Rabbi Joshua Kulp explains this teaching in his commentary:
“In the first chapter of Genesis the phrase “and God said” appears nine times. If you add to this the first three words of the Torah, which are also considered an “utterance”, you get to the number ten, which is considered a number of completion. God could have created the world with one utterance, but He took more effort in His creation in order to teach human beings their awesome responsibility in being stewards over the world. The wicked who ruin the world are ruining something that took God ten utterances to create and therefore their crime is greater.
The opposite is true for the righteous, who preserve the “ten-utterance” world, and are therefore greatly rewarded for their actions. This could refer to religious or moral wickedness or righteousness. When the wicked corrupt the world, they bring ruin on our great world, and when the righteous act morally and with piety, they preserve our world, which took a full ten utterances to create.”
From this, we learn that beginnings, or creation, are always difficult because they take longer. Destruction though, can come quickly. The simple fact is, it is much easier to destroy than create. I think about the families that were wiped out in an instant - the couple's courtship, their wedding day, when they found out they were having a baby, then another, then another, first days of school, the fights and the make-ups - years and years - gone in an instant.

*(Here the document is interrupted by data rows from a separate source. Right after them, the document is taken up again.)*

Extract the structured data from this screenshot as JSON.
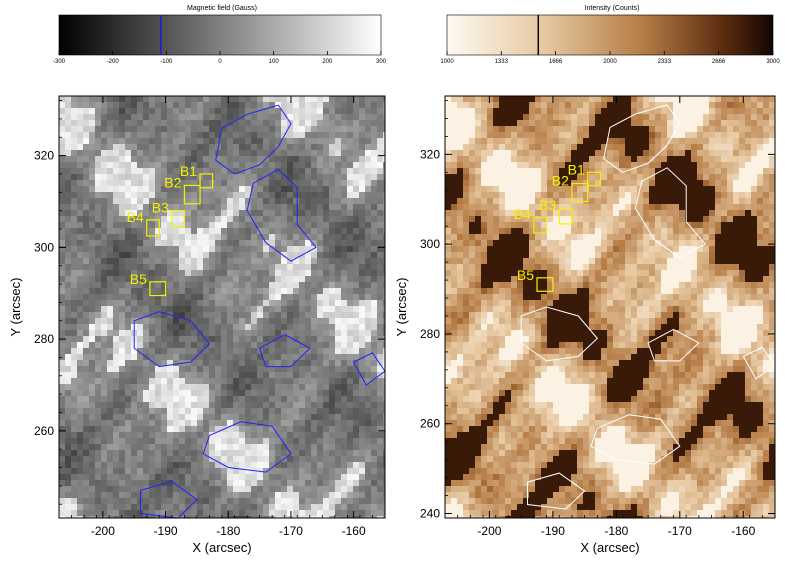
{
  "chart_data": [
    {
      "type": "heatmap",
      "colorbar": {
        "title": "Magnetic field (Gauss)",
        "range": [
          -300,
          300
        ],
        "ticks": [
          -300,
          -200,
          -100,
          0,
          100,
          200,
          300
        ],
        "colormap": "grayscale",
        "marker_value": -110,
        "marker_color": "#1a1ad6"
      },
      "xlabel": "X (arcsec)",
      "ylabel": "Y (arcsec)",
      "xlim": [
        -207,
        -155
      ],
      "ylim": [
        241,
        333
      ],
      "xticks": [
        -200,
        -190,
        -180,
        -170,
        -160
      ],
      "yticks": [
        260,
        280,
        300,
        320
      ],
      "contour_color": "#2222ff",
      "boxes": [
        {
          "label": "B1",
          "x": [
            -184.5,
            -182.5
          ],
          "y": [
            313,
            316
          ]
        },
        {
          "label": "B2",
          "x": [
            -187,
            -184.5
          ],
          "y": [
            309.5,
            313.5
          ]
        },
        {
          "label": "B3",
          "x": [
            -189,
            -187
          ],
          "y": [
            304.5,
            308
          ]
        },
        {
          "label": "B4",
          "x": [
            -193,
            -191
          ],
          "y": [
            302.5,
            306
          ]
        },
        {
          "label": "B5",
          "x": [
            -192.5,
            -190
          ],
          "y": [
            289.5,
            292.5
          ]
        }
      ]
    },
    {
      "type": "heatmap",
      "colorbar": {
        "title": "Intensity (Counts)",
        "range": [
          1000,
          3000
        ],
        "ticks": [
          1000,
          1333,
          1666,
          2000,
          2333,
          2666,
          3000
        ],
        "colormap": "brown",
        "marker_value": 1560,
        "marker_color": "#000000"
      },
      "xlabel": "X (arcsec)",
      "ylabel": "Y (arcsec)",
      "xlim": [
        -207,
        -155
      ],
      "ylim": [
        239,
        333
      ],
      "xticks": [
        -200,
        -190,
        -180,
        -170,
        -160
      ],
      "yticks": [
        240,
        260,
        280,
        300,
        320
      ],
      "contour_color": "#ffffff",
      "boxes": [
        {
          "label": "B1",
          "x": [
            -184.5,
            -182.5
          ],
          "y": [
            313,
            316
          ]
        },
        {
          "label": "B2",
          "x": [
            -187,
            -184.5
          ],
          "y": [
            309.5,
            313.5
          ]
        },
        {
          "label": "B3",
          "x": [
            -189,
            -187
          ],
          "y": [
            304.5,
            308
          ]
        },
        {
          "label": "B4",
          "x": [
            -193,
            -191
          ],
          "y": [
            302.5,
            306
          ]
        },
        {
          "label": "B5",
          "x": [
            -192.5,
            -190
          ],
          "y": [
            289.5,
            292.5
          ]
        }
      ]
    }
  ],
  "colors": {
    "box": "#f2f200",
    "gray_bg": "#8a8a8a",
    "brown_dark": "#3a1a08",
    "brown_mid": "#b07a45",
    "brown_light": "#fbf3e4"
  }
}
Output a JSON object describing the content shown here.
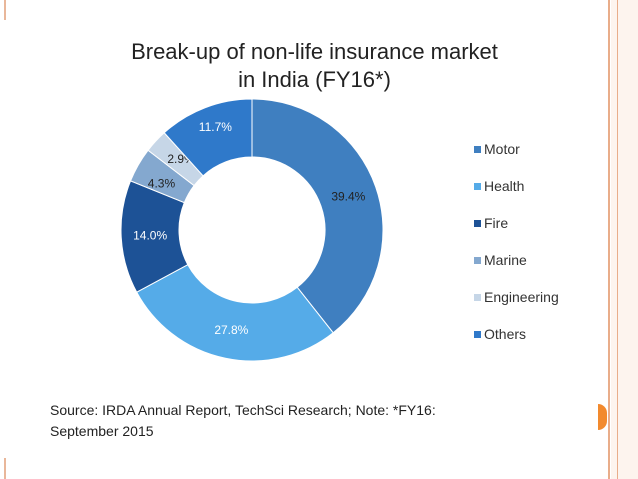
{
  "chart_data": {
    "type": "pie",
    "donut": true,
    "title_lines": [
      "Break-up of non-life insurance market",
      "in India (FY16*)"
    ],
    "slices": [
      {
        "name": "Motor",
        "value": 39.4,
        "label": "39.4%",
        "color": "#3f7fc0"
      },
      {
        "name": "Health",
        "value": 27.8,
        "label": "27.8%",
        "color": "#55abe8"
      },
      {
        "name": "Fire",
        "value": 14.0,
        "label": "14.0%",
        "color": "#1d5296"
      },
      {
        "name": "Marine",
        "value": 4.3,
        "label": "4.3%",
        "color": "#84a8cf"
      },
      {
        "name": "Engineering",
        "value": 2.9,
        "label": "2.9%",
        "color": "#c6d6e7"
      },
      {
        "name": "Others",
        "value": 11.7,
        "label": "11.7%",
        "color": "#2f79ca"
      }
    ],
    "legend_position": "right"
  },
  "source_lines": [
    "Source: IRDA Annual Report, TechSci Research;  Note: *FY16:",
    "September 2015"
  ],
  "theme": {
    "accent": "#f28a2e",
    "rule": "#e9ad8a"
  }
}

This is the wickedness that we must fight against. Not only was the crime against the Jewish people, but Hamas’s crime was against humanity, and God.
As we learn in the Mishnah, to destroy one life, is to the destroy the entire world. That’s why God says to Cain that Abels ‘bloods’ (in plural) are calling out from the ground - not only did you kill your brother Abel, but you also killed all of his potential offspring. This is the responsibility we have - not just for the generation in front of us, but for future generations.
This is why all beginnings are difficult.
God created the world and handed it over to us. There is wickedness in the world, there is evil, and we all see it, but there is also good in the world, and good always takes more time.
This is our job, to preserve the world through goodness, and this is what I have seen from our people over this last week. This is our task as Jews and as humans.